The Crown is calling on the Ontario Court of Appeal to increase the sentence of Saad Khalid, a member of the so-called Toronto 18.

Khalid pleaded guilty last year to participating in a terror plot with the intention of causing an explosion. He was sentenced to 14 years, which amounts to seven more years in custody after credit for time served.

Court documents filed in advance of the hearing, scheduled for Thursday, show Crown lawyers will argue that is far too lenient for such a heinous crime.

"At present he will be eligible to walk free on parole five-and-a-half years after the date of his arrest, and be totally free of penal supervision four-and-a-half years later," the lawyers write.

"On the scale of relative severity, this crime is at the very apex, eclipsing even the most serious forms of ordinary criminal violence."

The Crown argues the starting point for sentencing for active participation in a terrorist plot intent on causing death and "indiscriminate harm" to hundreds of innocent people should be life imprisonment.

Khalid was not the leader of the plot he was convicted in, so in this case the Crown says a further four to six years should be added to Khalid's sentence, making it 18 to 20, which they had asked for at the sentencing hearing.

"The moral blameworthiness and potential impact of this crime are an order of magnitude greater than that found in a single pre-meditated homicide, for which a life sentence is automatic," the Crown writes.

"It is just and proportionate that an individual who plots a crime as this will be permanently under the supervision of the state."

The Crown also contends the trial judge erred in not making an order under the Criminal Code for terrorism offences that the offender has to serve half the sentence or 10 years, whichever is less, before being released on full parole.

Khalid's lawyers suggest in court documents that the trial judge didn't actually make any errors in sentencing, rather the Crown just didn't get their way.

"Ultimately the appellant's complaint amounts to no more than that they believe the respondent's sentence was not long enough," his lawyers write.

There were plenty of mitigating factors that justify Khalid's sentence length, his lawyers write.
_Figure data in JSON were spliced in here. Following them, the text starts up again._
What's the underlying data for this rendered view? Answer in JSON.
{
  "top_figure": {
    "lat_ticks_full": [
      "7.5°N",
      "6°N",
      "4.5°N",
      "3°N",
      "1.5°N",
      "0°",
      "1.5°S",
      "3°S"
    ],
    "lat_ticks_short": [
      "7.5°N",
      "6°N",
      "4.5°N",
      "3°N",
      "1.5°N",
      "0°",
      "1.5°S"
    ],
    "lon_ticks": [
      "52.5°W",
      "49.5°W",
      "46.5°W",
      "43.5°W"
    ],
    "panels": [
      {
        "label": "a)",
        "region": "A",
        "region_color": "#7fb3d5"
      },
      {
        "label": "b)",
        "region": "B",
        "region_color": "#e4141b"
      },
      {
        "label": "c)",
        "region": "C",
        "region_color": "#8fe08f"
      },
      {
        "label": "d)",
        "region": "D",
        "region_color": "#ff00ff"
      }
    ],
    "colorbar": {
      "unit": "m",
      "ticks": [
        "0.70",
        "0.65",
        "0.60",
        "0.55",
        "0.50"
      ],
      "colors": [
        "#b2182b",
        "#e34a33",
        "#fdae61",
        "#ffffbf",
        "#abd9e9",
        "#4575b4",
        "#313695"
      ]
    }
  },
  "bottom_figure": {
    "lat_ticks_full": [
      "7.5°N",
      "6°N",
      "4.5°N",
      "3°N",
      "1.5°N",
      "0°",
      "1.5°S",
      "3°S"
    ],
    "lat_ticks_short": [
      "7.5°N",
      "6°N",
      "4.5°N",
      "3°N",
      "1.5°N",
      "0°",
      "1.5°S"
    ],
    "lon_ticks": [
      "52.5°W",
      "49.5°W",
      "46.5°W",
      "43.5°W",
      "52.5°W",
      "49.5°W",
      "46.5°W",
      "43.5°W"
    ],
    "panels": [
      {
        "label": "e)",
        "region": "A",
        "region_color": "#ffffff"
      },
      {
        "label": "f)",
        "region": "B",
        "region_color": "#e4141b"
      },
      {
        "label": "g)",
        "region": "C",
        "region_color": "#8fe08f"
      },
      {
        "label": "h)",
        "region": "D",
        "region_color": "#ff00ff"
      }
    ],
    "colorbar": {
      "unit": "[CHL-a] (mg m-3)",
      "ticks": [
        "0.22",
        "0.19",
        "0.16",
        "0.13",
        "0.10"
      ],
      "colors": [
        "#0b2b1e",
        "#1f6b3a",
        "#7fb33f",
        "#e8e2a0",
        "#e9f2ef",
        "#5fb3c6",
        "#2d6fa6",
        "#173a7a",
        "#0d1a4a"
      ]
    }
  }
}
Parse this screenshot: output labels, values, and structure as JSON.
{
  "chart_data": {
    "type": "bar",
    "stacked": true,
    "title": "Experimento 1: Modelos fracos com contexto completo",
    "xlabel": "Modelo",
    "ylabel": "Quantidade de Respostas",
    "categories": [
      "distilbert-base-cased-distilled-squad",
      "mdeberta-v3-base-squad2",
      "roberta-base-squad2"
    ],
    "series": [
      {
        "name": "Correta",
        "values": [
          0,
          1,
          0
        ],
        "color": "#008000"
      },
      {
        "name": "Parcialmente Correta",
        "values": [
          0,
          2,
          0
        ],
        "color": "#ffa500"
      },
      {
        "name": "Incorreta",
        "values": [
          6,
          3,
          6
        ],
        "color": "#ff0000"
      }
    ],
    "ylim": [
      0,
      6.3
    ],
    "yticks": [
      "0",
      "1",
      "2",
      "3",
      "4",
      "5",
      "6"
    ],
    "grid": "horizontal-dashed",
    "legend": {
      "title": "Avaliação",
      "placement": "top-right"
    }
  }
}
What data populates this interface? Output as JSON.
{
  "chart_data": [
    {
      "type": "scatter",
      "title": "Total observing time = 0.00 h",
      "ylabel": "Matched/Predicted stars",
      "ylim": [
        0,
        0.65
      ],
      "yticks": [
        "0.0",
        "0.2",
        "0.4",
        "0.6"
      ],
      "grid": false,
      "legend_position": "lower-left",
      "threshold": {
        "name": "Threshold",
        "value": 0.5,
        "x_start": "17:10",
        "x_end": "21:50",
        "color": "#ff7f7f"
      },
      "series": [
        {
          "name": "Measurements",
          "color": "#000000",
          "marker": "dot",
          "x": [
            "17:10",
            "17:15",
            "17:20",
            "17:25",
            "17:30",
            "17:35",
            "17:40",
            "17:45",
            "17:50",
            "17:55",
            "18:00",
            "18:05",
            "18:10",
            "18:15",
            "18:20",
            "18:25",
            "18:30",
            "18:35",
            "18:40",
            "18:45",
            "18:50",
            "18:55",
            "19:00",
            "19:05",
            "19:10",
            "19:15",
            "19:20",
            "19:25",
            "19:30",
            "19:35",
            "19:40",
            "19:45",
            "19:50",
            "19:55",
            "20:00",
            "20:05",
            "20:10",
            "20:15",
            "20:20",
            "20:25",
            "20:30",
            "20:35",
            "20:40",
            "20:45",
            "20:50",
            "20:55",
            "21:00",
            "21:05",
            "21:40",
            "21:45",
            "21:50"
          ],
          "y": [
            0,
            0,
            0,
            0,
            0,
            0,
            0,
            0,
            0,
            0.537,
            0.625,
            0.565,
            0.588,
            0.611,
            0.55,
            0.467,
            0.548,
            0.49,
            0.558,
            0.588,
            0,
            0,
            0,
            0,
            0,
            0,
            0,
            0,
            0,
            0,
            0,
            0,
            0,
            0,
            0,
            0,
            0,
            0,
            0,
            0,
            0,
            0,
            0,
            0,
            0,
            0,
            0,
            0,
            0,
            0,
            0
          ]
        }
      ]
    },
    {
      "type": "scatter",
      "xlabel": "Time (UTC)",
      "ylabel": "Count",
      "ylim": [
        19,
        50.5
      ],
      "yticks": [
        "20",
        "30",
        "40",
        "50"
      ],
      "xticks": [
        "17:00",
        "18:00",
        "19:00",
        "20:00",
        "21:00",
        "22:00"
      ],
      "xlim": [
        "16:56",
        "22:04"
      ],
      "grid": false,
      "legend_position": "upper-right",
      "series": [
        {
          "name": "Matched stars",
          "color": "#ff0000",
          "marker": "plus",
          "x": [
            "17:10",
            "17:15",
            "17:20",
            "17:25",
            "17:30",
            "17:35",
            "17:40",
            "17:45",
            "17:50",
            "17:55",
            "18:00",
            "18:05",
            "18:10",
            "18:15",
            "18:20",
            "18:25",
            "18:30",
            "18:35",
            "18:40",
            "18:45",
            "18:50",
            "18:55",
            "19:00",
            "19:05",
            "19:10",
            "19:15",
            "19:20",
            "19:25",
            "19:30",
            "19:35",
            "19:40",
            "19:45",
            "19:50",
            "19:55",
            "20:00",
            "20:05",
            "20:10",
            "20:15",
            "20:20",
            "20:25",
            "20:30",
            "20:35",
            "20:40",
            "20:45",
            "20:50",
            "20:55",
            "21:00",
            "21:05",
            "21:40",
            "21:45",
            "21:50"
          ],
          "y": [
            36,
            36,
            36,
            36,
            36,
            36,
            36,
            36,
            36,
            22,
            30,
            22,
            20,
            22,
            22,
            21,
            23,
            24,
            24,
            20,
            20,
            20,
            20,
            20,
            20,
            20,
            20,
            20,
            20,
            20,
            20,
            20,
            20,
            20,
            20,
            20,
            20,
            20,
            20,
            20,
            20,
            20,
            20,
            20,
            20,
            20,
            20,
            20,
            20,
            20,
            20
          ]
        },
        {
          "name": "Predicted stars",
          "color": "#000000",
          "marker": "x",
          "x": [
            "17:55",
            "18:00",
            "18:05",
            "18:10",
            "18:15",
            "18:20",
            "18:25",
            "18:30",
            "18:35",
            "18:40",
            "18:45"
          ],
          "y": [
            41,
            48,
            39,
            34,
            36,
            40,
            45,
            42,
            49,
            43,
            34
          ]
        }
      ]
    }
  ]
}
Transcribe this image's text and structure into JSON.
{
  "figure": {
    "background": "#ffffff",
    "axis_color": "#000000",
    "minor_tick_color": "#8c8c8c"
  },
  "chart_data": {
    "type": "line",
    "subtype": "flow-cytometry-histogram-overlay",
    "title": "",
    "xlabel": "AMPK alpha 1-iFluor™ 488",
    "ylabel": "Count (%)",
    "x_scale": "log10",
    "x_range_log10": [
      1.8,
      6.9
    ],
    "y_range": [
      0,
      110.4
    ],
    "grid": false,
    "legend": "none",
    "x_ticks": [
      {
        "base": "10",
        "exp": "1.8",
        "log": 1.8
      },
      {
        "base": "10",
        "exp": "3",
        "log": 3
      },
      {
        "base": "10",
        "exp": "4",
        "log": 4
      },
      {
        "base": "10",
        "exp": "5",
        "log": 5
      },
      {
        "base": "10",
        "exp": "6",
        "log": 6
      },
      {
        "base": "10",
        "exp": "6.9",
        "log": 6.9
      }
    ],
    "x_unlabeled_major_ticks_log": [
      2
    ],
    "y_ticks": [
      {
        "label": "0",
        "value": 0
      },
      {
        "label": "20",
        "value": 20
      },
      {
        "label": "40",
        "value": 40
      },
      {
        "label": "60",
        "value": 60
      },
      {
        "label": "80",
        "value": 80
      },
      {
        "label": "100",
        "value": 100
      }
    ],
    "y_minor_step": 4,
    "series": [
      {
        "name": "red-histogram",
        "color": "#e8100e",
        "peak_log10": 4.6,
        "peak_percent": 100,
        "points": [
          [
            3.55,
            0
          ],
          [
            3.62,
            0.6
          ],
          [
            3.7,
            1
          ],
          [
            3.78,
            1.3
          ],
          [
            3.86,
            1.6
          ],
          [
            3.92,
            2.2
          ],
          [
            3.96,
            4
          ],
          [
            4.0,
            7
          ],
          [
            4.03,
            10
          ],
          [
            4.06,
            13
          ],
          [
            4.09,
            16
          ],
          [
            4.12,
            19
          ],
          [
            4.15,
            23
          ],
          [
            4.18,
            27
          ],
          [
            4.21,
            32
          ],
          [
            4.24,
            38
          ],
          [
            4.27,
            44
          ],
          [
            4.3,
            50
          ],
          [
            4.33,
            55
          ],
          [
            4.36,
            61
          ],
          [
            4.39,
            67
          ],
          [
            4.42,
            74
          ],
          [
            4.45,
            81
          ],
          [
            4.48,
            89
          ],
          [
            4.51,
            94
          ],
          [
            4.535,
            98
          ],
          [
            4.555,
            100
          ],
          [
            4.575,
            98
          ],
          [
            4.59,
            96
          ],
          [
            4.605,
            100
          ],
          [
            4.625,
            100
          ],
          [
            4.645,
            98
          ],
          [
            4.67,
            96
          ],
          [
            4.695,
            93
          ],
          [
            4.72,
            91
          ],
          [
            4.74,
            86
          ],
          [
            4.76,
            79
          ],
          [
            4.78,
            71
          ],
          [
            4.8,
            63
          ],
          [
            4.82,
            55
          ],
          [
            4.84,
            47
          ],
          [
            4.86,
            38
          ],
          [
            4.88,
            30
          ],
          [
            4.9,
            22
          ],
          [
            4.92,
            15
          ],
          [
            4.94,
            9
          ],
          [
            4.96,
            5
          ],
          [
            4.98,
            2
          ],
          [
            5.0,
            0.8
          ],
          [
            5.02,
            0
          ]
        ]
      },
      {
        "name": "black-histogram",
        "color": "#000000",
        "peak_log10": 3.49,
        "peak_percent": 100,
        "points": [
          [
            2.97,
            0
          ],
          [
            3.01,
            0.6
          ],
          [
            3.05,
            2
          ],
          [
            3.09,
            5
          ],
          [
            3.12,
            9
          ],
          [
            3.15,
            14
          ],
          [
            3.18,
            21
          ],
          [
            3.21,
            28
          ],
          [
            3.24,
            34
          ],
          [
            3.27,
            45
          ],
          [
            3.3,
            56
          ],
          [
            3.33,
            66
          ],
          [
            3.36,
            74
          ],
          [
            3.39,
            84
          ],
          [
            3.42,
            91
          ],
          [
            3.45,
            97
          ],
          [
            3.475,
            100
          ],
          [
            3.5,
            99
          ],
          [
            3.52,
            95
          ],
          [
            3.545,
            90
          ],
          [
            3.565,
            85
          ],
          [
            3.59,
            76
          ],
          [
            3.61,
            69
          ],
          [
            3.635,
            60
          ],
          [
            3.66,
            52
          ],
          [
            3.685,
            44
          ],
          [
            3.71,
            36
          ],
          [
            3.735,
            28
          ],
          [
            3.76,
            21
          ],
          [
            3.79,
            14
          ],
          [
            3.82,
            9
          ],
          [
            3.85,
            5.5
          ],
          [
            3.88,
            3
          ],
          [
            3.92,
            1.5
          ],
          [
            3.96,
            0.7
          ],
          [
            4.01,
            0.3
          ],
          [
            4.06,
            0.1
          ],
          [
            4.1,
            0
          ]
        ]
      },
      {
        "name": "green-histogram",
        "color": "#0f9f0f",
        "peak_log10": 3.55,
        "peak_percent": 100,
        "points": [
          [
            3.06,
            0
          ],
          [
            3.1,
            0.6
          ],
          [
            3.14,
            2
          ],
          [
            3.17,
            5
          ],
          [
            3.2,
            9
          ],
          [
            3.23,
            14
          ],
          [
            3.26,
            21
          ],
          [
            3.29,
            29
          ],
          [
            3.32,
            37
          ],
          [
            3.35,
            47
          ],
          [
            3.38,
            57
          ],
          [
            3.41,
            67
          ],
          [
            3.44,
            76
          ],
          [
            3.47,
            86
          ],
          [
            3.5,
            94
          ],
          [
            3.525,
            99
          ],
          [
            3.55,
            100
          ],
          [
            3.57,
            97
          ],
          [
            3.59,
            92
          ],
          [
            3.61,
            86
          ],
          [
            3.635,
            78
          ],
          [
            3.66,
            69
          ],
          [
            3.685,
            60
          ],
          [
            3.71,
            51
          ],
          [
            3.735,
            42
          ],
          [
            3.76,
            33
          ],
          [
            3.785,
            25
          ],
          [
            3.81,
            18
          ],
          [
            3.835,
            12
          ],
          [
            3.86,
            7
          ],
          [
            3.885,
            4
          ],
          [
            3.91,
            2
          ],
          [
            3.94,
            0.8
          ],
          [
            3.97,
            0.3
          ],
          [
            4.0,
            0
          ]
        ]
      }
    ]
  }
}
He was young — 19 years old — at the time of the offence, he pleaded guilty, and he demonstrated sincere remorse, they note. A psychiatrist found he poses no acute risk to himself or others and he has sought out spiritual counselling to understand and change his thinking.

"At the time he was sentenced, he was not the same person he was when he committed the offence," his lawyers write.

He has received a great deal of support from the community, has two offers of immediate employment upon his release and 64 relatives, friends and acquaintances have contributed more than $63,000 to an educational trust fund, his lawyers say.